Friday, January 5, 2018

Tourism and the Crocker Mosaic Table

Along with purchasing hundreds of paintings and drawings while on their 1870 Grand Tour, Margaret Crocker and her husband Judge E. B. Crocker also collected furniture, sculpture and tapestries from Europe.

Their goal was to acquire objects of fine art to fill their newly renovated home at 3rd and O Streets, thereby bringing some of the old country to the rough and tumble new state of California.
Micromosaic table top, c. 1870
Cesare Roccheggiani
drawn glass tesserae
Crocker Art Museum
Their sojourn, similar to the travels of many other wealthy Americans in the second half of the 19th century, led them through Italy, Germany and the Netherlands, where the couple would identify objects for purchase with the assistance of art agents and gallery curators.

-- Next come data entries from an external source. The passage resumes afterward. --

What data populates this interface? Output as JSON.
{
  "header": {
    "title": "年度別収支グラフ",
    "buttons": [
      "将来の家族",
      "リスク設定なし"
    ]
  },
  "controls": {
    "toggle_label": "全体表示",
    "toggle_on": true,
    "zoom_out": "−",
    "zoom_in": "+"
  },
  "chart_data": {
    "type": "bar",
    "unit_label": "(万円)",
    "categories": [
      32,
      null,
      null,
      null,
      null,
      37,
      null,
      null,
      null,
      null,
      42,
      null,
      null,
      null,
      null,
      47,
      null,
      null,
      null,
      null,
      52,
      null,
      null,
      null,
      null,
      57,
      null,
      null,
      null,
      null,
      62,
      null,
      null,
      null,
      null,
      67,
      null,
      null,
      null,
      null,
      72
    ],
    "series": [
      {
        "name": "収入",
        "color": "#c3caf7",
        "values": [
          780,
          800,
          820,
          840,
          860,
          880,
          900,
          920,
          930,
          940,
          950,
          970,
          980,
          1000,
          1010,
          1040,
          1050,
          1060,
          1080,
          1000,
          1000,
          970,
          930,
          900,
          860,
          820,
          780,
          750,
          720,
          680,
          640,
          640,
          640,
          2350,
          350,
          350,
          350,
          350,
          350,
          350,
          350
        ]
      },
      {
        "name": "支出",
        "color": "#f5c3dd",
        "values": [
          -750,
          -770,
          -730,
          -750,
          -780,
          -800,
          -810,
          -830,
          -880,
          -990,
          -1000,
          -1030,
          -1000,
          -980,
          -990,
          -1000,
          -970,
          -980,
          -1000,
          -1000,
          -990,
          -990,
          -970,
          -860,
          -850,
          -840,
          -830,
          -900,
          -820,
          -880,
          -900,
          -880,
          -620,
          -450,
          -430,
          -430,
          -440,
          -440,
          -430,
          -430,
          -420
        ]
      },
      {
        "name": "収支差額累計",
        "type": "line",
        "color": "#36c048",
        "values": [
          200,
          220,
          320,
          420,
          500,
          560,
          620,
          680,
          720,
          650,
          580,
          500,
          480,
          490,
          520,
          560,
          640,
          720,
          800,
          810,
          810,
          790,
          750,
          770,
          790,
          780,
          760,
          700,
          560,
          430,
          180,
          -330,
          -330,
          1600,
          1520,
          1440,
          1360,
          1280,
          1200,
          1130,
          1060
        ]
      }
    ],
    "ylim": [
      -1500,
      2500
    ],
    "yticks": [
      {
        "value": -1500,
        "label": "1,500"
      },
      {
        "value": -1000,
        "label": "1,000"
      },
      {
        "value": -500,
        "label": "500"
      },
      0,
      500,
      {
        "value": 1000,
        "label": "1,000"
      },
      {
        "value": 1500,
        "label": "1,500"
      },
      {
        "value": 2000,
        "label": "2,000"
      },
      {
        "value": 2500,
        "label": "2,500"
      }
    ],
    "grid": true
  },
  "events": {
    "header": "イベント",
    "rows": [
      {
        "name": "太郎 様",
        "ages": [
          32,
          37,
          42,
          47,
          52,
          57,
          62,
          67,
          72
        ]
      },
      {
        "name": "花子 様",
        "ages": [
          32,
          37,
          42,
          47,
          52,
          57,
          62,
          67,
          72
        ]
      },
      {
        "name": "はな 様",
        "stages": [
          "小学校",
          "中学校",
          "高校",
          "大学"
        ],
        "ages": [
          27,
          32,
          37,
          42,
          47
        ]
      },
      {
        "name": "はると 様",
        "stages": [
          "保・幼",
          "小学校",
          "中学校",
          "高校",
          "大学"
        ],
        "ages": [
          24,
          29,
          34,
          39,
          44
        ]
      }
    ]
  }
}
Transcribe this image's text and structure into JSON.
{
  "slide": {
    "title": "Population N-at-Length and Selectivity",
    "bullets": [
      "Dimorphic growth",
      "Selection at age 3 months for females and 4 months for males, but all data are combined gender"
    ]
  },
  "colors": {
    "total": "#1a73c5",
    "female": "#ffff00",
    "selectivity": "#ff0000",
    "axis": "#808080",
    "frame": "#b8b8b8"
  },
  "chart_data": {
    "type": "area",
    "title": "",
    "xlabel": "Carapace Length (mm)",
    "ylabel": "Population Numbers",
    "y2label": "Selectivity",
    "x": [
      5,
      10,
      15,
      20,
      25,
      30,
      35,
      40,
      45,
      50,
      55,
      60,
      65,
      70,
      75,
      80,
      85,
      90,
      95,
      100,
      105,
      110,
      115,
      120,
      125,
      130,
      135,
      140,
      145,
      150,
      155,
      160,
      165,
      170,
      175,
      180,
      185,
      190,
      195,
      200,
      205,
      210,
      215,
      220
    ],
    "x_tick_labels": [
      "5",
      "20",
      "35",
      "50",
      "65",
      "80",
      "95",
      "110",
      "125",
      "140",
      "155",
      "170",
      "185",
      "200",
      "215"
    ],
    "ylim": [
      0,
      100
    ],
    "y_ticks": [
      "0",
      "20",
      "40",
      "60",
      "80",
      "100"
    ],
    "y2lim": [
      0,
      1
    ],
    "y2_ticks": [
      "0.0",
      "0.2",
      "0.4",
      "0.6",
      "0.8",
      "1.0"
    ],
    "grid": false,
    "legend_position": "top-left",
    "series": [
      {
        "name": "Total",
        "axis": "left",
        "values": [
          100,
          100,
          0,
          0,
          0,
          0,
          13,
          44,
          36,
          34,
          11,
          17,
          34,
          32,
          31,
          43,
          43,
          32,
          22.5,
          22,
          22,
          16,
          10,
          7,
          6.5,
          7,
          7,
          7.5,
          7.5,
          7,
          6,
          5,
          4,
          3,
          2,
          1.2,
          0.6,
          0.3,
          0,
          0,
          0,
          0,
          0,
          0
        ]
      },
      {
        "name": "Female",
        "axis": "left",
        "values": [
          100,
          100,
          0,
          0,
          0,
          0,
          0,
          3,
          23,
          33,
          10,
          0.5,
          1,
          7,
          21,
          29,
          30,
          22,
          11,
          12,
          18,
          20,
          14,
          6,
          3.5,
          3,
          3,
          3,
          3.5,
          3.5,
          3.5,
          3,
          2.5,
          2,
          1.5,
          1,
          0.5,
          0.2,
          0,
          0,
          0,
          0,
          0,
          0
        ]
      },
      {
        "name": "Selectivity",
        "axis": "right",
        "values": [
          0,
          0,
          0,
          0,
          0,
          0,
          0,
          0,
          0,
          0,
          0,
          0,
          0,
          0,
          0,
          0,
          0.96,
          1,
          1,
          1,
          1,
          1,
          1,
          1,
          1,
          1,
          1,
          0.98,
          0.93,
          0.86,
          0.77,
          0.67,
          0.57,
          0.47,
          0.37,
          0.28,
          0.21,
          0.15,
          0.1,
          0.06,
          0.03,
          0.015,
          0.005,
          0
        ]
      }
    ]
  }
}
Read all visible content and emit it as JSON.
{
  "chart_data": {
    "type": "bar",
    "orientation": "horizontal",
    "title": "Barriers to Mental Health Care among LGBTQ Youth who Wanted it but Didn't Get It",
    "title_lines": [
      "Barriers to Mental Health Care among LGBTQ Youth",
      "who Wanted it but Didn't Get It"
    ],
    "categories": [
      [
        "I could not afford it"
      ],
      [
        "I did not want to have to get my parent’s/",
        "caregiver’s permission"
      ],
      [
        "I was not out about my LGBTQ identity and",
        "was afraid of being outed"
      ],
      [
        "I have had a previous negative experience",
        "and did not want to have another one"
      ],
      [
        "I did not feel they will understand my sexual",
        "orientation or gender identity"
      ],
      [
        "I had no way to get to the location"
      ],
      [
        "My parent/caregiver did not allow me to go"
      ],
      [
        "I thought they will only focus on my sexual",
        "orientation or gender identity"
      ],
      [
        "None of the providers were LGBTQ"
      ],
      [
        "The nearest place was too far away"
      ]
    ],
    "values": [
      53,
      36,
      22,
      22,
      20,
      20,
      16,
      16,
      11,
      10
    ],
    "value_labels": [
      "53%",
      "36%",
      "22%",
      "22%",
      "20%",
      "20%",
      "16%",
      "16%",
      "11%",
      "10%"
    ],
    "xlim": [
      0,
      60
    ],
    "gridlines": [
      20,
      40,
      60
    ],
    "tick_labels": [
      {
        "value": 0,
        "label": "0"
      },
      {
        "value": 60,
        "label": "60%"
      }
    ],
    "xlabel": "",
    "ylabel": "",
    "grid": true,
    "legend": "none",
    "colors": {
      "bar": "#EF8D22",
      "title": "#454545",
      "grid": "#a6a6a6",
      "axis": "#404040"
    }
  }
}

These objects would then be shipped to California, in many instances arriving in North America before the Crockers themselves returned home.
San Francisco Chronicle · Tue, May 16, 1871 · Page 2


This table is attributed to Cesare Roccheggiani, an Italian artist working in Rome who often catered to tourists. Table-top souvenirs such as this one would usually be sold without a base, which probably explains the last sentence in the news article announcing its arrival to the Golden State. 


San Francisco Chronicle · Fri, Aug 4, 1871 · Page 3
In this 1871 San Francisco Chronicle clip, the table is presented almost as though it were a person, with an invitation to the public to attend an open viewing of it. In a new state and a rough and tumble city, the Chronicle, which was only six years old at the time, was already on the cutting edge of culture and arts promotion in California.

Billed as a "beautiful specimen" that cost 10,500 francs -- the equivalent of about $5,000 in 1870 dollars -- this mosaic table top depicts views from the city of Rome, including St. Peter's Cathedral and the Roman Coliseum. Unlike the easily disposable tourist souvenirs one might purchase today, Roccheggiani's work was expensive then and is quite valuable on the contemporary market now.

Micromosaic table top  c. 1865
Cesare Roccheggiani rosso antico
Piraneseum


For example, one of his micro-mosaic panels recently sold at auction for $32,400. Another object, similar to the table top found at the Crocker, was exhibited at the SFO Museum in 2017, while yet a third large micromosaic has been estimated by Sothebys at valuation over $150,000.

If this micromosaic table is any indication, Margaret Crocker and her husband had a good eye for art and the artists who made them.

It is likely that the City of Sacramento, to whom the Crockers bequeathed their museum-home and all the art works in it, are grateful that Margaret Crocker did not say, as Mark Twain did upon his return from a Grand Tour in 1869, "I know that an exorbitant export duty is exacted upon all pictures painted by the old masters, in order to discourage the sale of those in the private collections. I am satisfied, also, that genuine old masters hardly exist at all, in America, because the cheapest and most insignificant of them are valued at the price of a fine farm. I proposed to buy a small trifle of a Raphael, myself, but the price of it was eighty thousand dollars, the export duty would have made it considerably over a hundred, and so I studied on it awhile and concluded not to take it."

Had she done so, we would not have one of the finest art museums in California.